A confirmação de petróleo no poço Morpho, na Bacia da Foz do Amazonas, pode elevar as reservas provadas da Petrobras em até 55%, segundo estimativa do Itaú BBA.
A projeção parte do potencial de 5,7 bilhões de barris recuperáveis calculado pela Empresa de Pesquisa Energética (EPE) para a bacia. Se esse volume for confirmado, as reservas provadas do Brasil como um todo cresceriam 33%. Para a Petrobras (PETR4), cujas ações negociam atualmente com alta de 0,75% a R$ 47,79, o Itaú BBA mantém recomendação de compra (Outperform) com preço-alvo de R$ 63 para 2027, implicando um potencial de valorização relevante frente ao nível intraday de terça-feira (18).
“Temos petróleo, temos descoberta. Não sabemos quanto ainda. Estamos extremamente otimistas com o que estamos descobrindo”, disse a presidente da Petrobras, Magda Chambriard, em declaração.
O poço Morpho está sendo perfurado no bloco FZA-M-59, a 175 km da costa do Amapá, em lâmina d’água de 2.886 metros. A operação custa cerca de US$ 1 milhão por dia e já acumula aproximadamente US$ 300 milhões em investimentos – mais de R$ 1,5 bilhão. A sonda deve concluir a perfuração em cerca de 15 dias a partir de segunda-feira (17), com as amostras sendo enviadas ao Cenpes para análise detalhada de qualidade e volume.

O que a descoberta vale, por enquanto
O Itaú BBA qualifica o anúncio como positivo, mas enfatiza que se trata de uma fase inicial. Em exercício ilustrativo, se a Petrobras adicionasse cerca de 6 bilhões de barris equivalentes de óleo às suas reservas, o múltiplo EV/Reserva cairia de US$ 12,7 por barril equivalente para US$ 8,5 por barril equivalente, abaixo dos níveis de pares globais no setor. Essa projeção é do próprio Itaú BBA e parte de um cenário hipotético de confirmação integral do potencial da bacia.
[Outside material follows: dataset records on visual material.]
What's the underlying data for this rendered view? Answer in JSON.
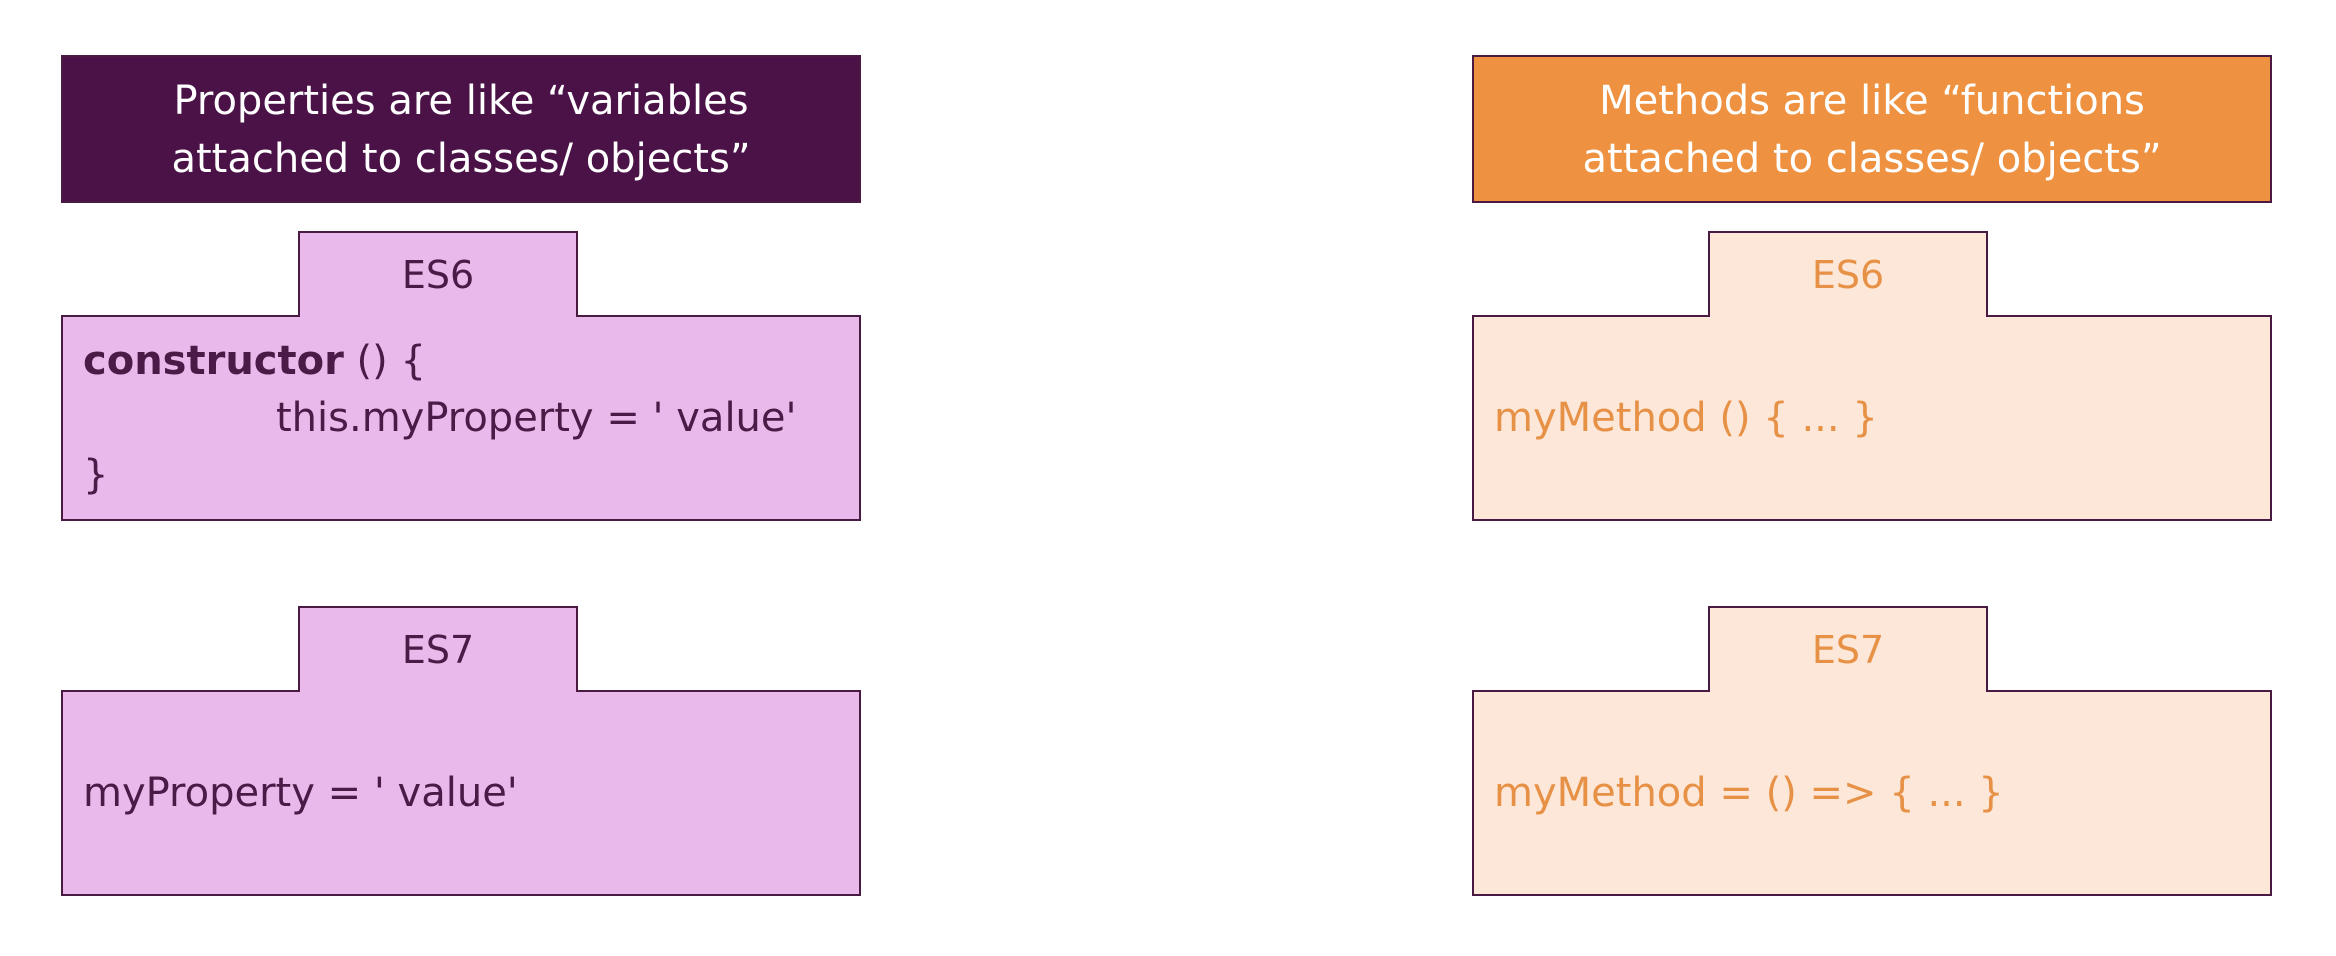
{
  "properties": {
    "header_line1": "Properties are like “variables",
    "header_line2": "attached to classes/ objects”",
    "es6": {
      "tab": "ES6",
      "keyword": "constructor",
      "line1_rest": " () {",
      "line2": "this.myProperty = ' value'",
      "line3": "}"
    },
    "es7": {
      "tab": "ES7",
      "code": "myProperty = ' value'"
    }
  },
  "methods": {
    "header_line1": "Methods are like “functions",
    "header_line2": "attached to classes/ objects”",
    "es6": {
      "tab": "ES6",
      "code": "myMethod () { ... }"
    },
    "es7": {
      "tab": "ES7",
      "code": "myMethod = () => { ... }"
    }
  },
  "colors": {
    "purple_dark": "#4b1248",
    "purple_light": "#e9b9eb",
    "orange": "#ee9140",
    "peach": "#fce7d8"
  }
}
O Bradesco BBI também avaliou o anúncio como relevante por abrir uma nova fronteira exploratória capaz de complementar o pré-sal e mitigar eventual queda da produção nacional após 2035.
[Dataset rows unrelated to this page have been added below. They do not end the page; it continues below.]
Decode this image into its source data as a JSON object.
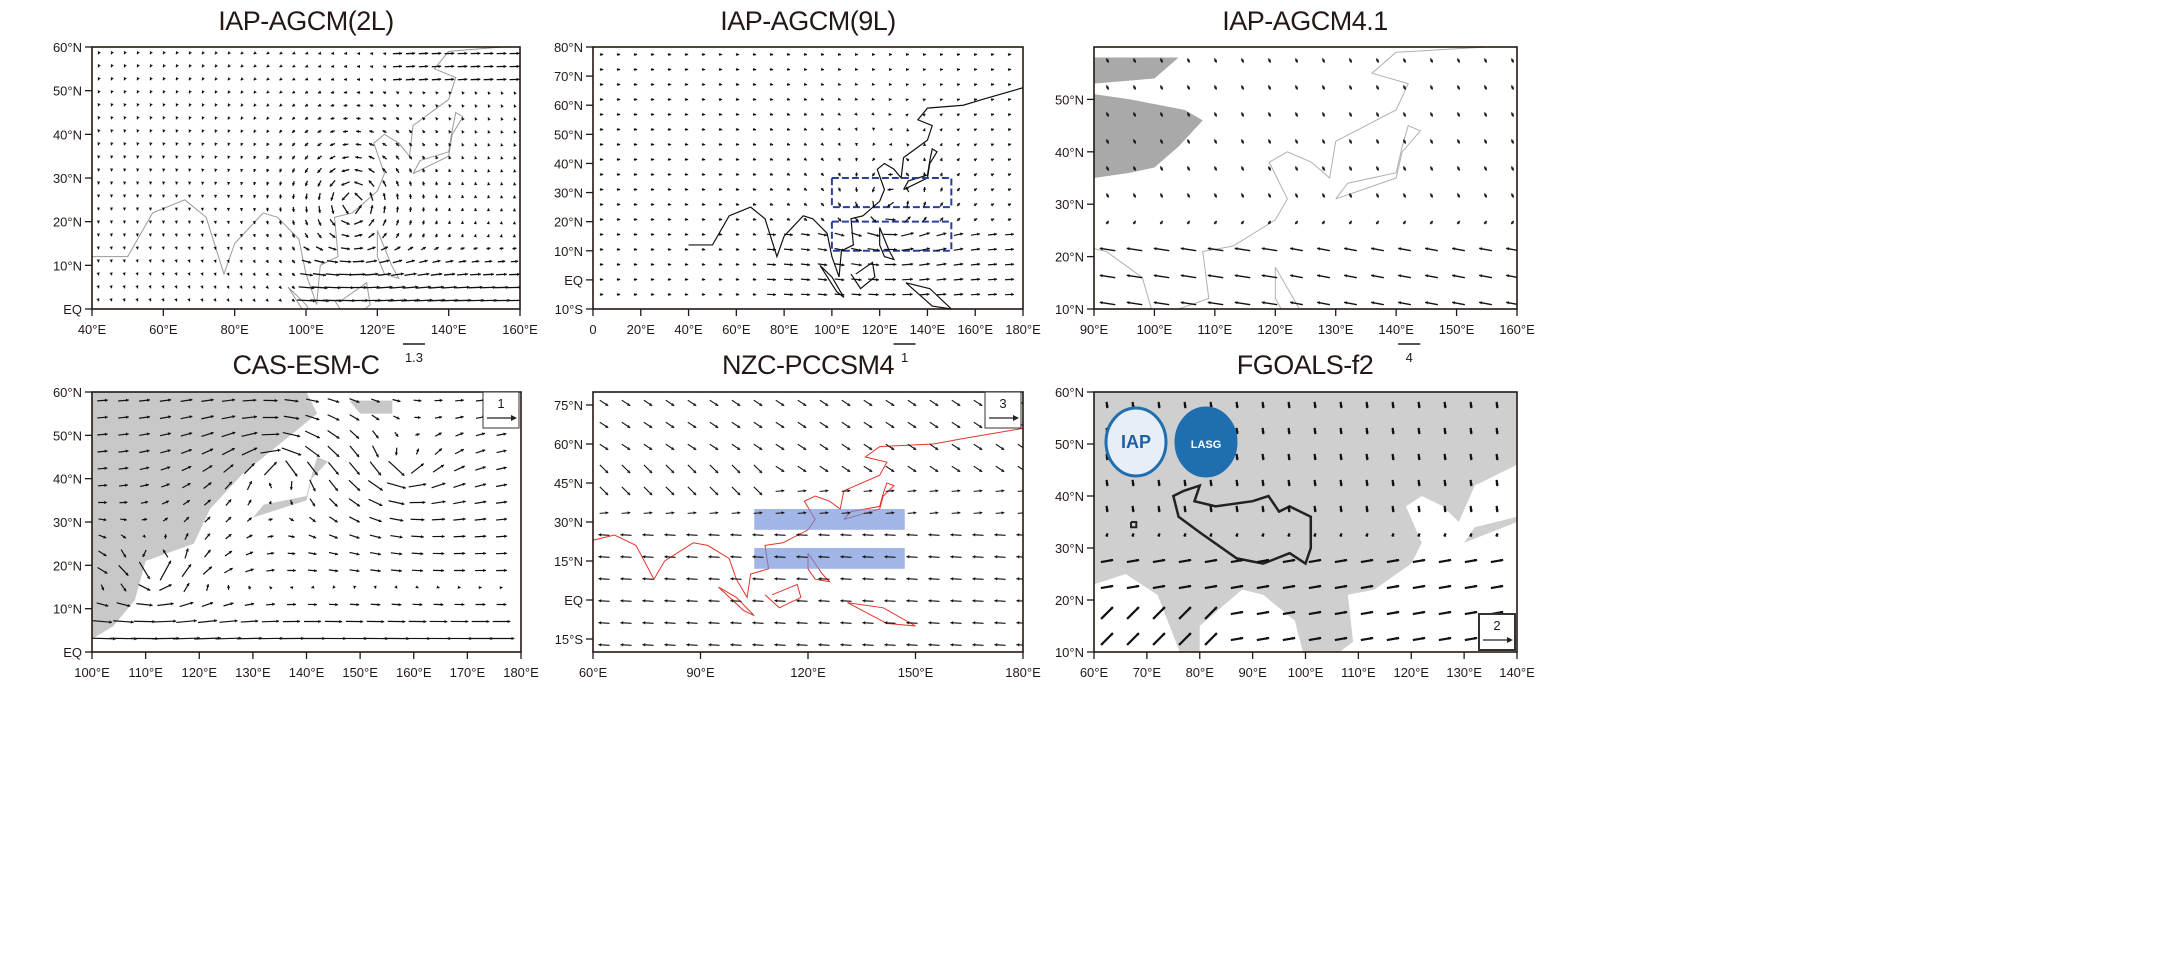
{
  "panels": [
    {
      "title": "IAP-AGCM(2L)",
      "lon_range": [
        40,
        160
      ],
      "lat_range": [
        0,
        60
      ],
      "lon_ticks": [
        {
          "v": 40,
          "t": "40°E"
        },
        {
          "v": 60,
          "t": "60°E"
        },
        {
          "v": 80,
          "t": "80°E"
        },
        {
          "v": 100,
          "t": "100°E"
        },
        {
          "v": 120,
          "t": "120°E"
        },
        {
          "v": 140,
          "t": "140°E"
        },
        {
          "v": 160,
          "t": "160°E"
        }
      ],
      "lat_ticks": [
        {
          "v": 60,
          "t": "60°N"
        },
        {
          "v": 50,
          "t": "50°N"
        },
        {
          "v": 40,
          "t": "40°N"
        },
        {
          "v": 30,
          "t": "30°N"
        },
        {
          "v": 20,
          "t": "20°N"
        },
        {
          "v": 10,
          "t": "10°N"
        },
        {
          "v": 0,
          "t": "EQ"
        }
      ],
      "reference_vector": {
        "label": "1.3",
        "style": "below-axis"
      },
      "coastline_color": "#9a9a9a",
      "land_fill": "none"
    },
    {
      "title": "IAP-AGCM(9L)",
      "lon_range": [
        0,
        180
      ],
      "lat_range": [
        -10,
        80
      ],
      "lon_ticks": [
        {
          "v": 0,
          "t": "0"
        },
        {
          "v": 20,
          "t": "20°E"
        },
        {
          "v": 40,
          "t": "40°E"
        },
        {
          "v": 60,
          "t": "60°E"
        },
        {
          "v": 80,
          "t": "80°E"
        },
        {
          "v": 100,
          "t": "100°E"
        },
        {
          "v": 120,
          "t": "120°E"
        },
        {
          "v": 140,
          "t": "140°E"
        },
        {
          "v": 160,
          "t": "160°E"
        },
        {
          "v": 180,
          "t": "180°E"
        }
      ],
      "lat_ticks": [
        {
          "v": 80,
          "t": "80°N"
        },
        {
          "v": 70,
          "t": "70°N"
        },
        {
          "v": 60,
          "t": "60°N"
        },
        {
          "v": 50,
          "t": "50°N"
        },
        {
          "v": 40,
          "t": "40°N"
        },
        {
          "v": 30,
          "t": "30°N"
        },
        {
          "v": 20,
          "t": "20°N"
        },
        {
          "v": 10,
          "t": "10°N"
        },
        {
          "v": 0,
          "t": "EQ"
        },
        {
          "v": -10,
          "t": "10°S"
        }
      ],
      "reference_vector": {
        "label": "1",
        "style": "below-axis"
      },
      "coastline_color": "#111111",
      "land_fill": "none",
      "regions": [
        {
          "lon": [
            100,
            150
          ],
          "lat": [
            25,
            35
          ],
          "style": "dashed",
          "color": "#2a3f9e"
        },
        {
          "lon": [
            100,
            150
          ],
          "lat": [
            10,
            20
          ],
          "style": "dashed",
          "color": "#2a3f9e"
        }
      ]
    },
    {
      "title": "IAP-AGCM4.1",
      "lon_range": [
        90,
        160
      ],
      "lat_range": [
        10,
        60
      ],
      "lon_ticks": [
        {
          "v": 90,
          "t": "90°E"
        },
        {
          "v": 100,
          "t": "100°E"
        },
        {
          "v": 110,
          "t": "110°E"
        },
        {
          "v": 120,
          "t": "120°E"
        },
        {
          "v": 130,
          "t": "130°E"
        },
        {
          "v": 140,
          "t": "140°E"
        },
        {
          "v": 150,
          "t": "150°E"
        },
        {
          "v": 160,
          "t": "160°E"
        }
      ],
      "lat_ticks": [
        {
          "v": 50,
          "t": "50°N"
        },
        {
          "v": 40,
          "t": "40°N"
        },
        {
          "v": 30,
          "t": "30°N"
        },
        {
          "v": 20,
          "t": "20°N"
        },
        {
          "v": 10,
          "t": "10°N"
        }
      ],
      "reference_vector": {
        "label": "4",
        "style": "below-axis"
      },
      "coastline_color": "#b0b0b0",
      "land_fill": "#a9a9a9"
    },
    {
      "title": "CAS-ESM-C",
      "lon_range": [
        100,
        180
      ],
      "lat_range": [
        0,
        60
      ],
      "lon_ticks": [
        {
          "v": 100,
          "t": "100°E"
        },
        {
          "v": 110,
          "t": "110°E"
        },
        {
          "v": 120,
          "t": "120°E"
        },
        {
          "v": 130,
          "t": "130°E"
        },
        {
          "v": 140,
          "t": "140°E"
        },
        {
          "v": 150,
          "t": "150°E"
        },
        {
          "v": 160,
          "t": "160°E"
        },
        {
          "v": 170,
          "t": "170°E"
        },
        {
          "v": 180,
          "t": "180°E"
        }
      ],
      "lat_ticks": [
        {
          "v": 60,
          "t": "60°N"
        },
        {
          "v": 50,
          "t": "50°N"
        },
        {
          "v": 40,
          "t": "40°N"
        },
        {
          "v": 30,
          "t": "30°N"
        },
        {
          "v": 20,
          "t": "20°N"
        },
        {
          "v": 10,
          "t": "10°N"
        },
        {
          "v": 0,
          "t": "EQ"
        }
      ],
      "reference_vector": {
        "label": "1",
        "style": "box-top-right"
      },
      "coastline_color": "none",
      "land_fill": "#c8c8c8"
    },
    {
      "title": "NZC-PCCSM4",
      "lon_range": [
        60,
        180
      ],
      "lat_range": [
        -20,
        80
      ],
      "lon_ticks": [
        {
          "v": 60,
          "t": "60°E"
        },
        {
          "v": 90,
          "t": "90°E"
        },
        {
          "v": 120,
          "t": "120°E"
        },
        {
          "v": 150,
          "t": "150°E"
        },
        {
          "v": 180,
          "t": "180°E"
        }
      ],
      "lat_ticks": [
        {
          "v": 75,
          "t": "75°N"
        },
        {
          "v": 60,
          "t": "60°N"
        },
        {
          "v": 45,
          "t": "45°N"
        },
        {
          "v": 30,
          "t": "30°N"
        },
        {
          "v": 15,
          "t": "15°N"
        },
        {
          "v": 0,
          "t": "EQ"
        },
        {
          "v": -15,
          "t": "15°S"
        }
      ],
      "reference_vector": {
        "label": "3",
        "style": "box-top-right"
      },
      "coastline_color": "#e0342c",
      "land_fill": "none",
      "regions": [
        {
          "lon": [
            105,
            147
          ],
          "lat": [
            27,
            35
          ],
          "style": "filled",
          "color": "#6f8fd8"
        },
        {
          "lon": [
            105,
            147
          ],
          "lat": [
            12,
            20
          ],
          "style": "filled",
          "color": "#6f8fd8"
        }
      ]
    },
    {
      "title": "FGOALS-f2",
      "lon_range": [
        60,
        140
      ],
      "lat_range": [
        10,
        60
      ],
      "lon_ticks": [
        {
          "v": 60,
          "t": "60°E"
        },
        {
          "v": 70,
          "t": "70°E"
        },
        {
          "v": 80,
          "t": "80°E"
        },
        {
          "v": 90,
          "t": "90°E"
        },
        {
          "v": 100,
          "t": "100°E"
        },
        {
          "v": 110,
          "t": "110°E"
        },
        {
          "v": 120,
          "t": "120°E"
        },
        {
          "v": 130,
          "t": "130°E"
        },
        {
          "v": 140,
          "t": "140°E"
        }
      ],
      "lat_ticks": [
        {
          "v": 60,
          "t": "60°N"
        },
        {
          "v": 50,
          "t": "50°N"
        },
        {
          "v": 40,
          "t": "40°N"
        },
        {
          "v": 30,
          "t": "30°N"
        },
        {
          "v": 20,
          "t": "20°N"
        },
        {
          "v": 10,
          "t": "10°N"
        }
      ],
      "reference_vector": {
        "label": "2",
        "style": "box-bottom-right"
      },
      "coastline_color": "none",
      "land_fill": "#cfcfcf",
      "logos": [
        "IAP",
        "LASG"
      ]
    }
  ]
}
O banco ressalta, porém, que o processo de confirmação comercial é longo e incerto. O campo de Búzios, maior referência do pré-sal, levou cerca de três anos entre a descoberta inicial e a declaração de comercialidade, e mais cinco anos até o início da produção na plataforma P-74. O conhecimento geológico da Margem Equatorial ainda é limitado, o que impede uma avaliação mais precisa sobre o impacto da descoberta na tese de longo prazo da companhia.
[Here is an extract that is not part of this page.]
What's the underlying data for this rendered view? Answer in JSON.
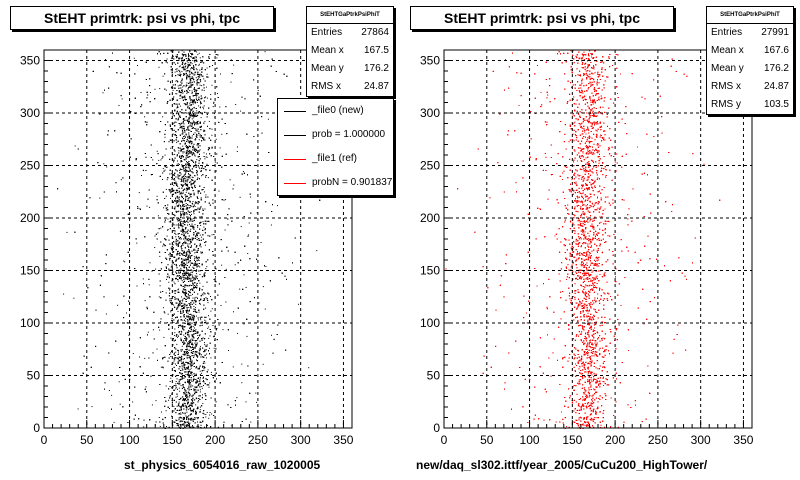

Além disso, a Petrobras aguarda licença do Ibama para perfurar mais três poços no mesmo bloco FZA-M-59 (PAD-Morpho, Manga e Crotalus). Sem essa autorização, a empresa não pode avançar para a fase de delimitação da descoberta. O plano de negócios da companhia reserva US$ 2,5 bilhões para a Margem Equatorial, com meta de perfurar 15 poços exploratórios na região, incluindo outros cinco em blocos distintos.

A corrida contra o pico do pré-sal
A urgência estratégica por trás da busca na Margem Equatorial fica clara na fala da CEO da Petrobras. Cerca de 80% do petróleo produzido no Brasil vem do pré-sal, e a presidente da estatal não poupa palavras sobre o que está em jogo: “A partir do pico, se não agirmos, seremos importadores de petróleo como no passado. Não tem futuro para uma empresa de petróleo sem exploração”, disse.
O pré-sal deve atingir seu pico de produção por volta de 2034 ou 2035. A partir daí, sem reposição de reservas, a produção nacional entra em declínio estrutural, ameaçando a posição do Brasil entre os dez maiores produtores do planeta e, no limite, obrigando o país a voltar a importar petróleo.

A Margem Equatorial concentra quatro bacias sedimentares, sendo Foz do Amazonas, Pará-Maranhão, Barreirinhas e Potiguar. O PDE 2035 do governo federal estima que a região pode conter ao menos 41 bilhões de barris de petróleo, enquanto a EPE projeta 5,7 bilhões de barris recuperáveis só na Foz do Amazonas. O interesse pela área ganhou força após megadescobertass nos países vizinhos Guiana e Suriname, que compartilham geologia similar.
A lógica de diversificação geográfica também responde a uma concentração histórica: os investimentos exploratórios do Brasil ficaram extremamente concentrados no Sudeste com o boom do pré-sal. “O grande mote da licitação era: vamos fazer essas áreas entrarem no jogo, porque precisamos descentralizar o investimento exploratório, que com o pré-sal estava extremamente concentrado no Sudeste”, afirmou Chambriard em declaração reportada pelo Poder360 nesta terça-feira (18).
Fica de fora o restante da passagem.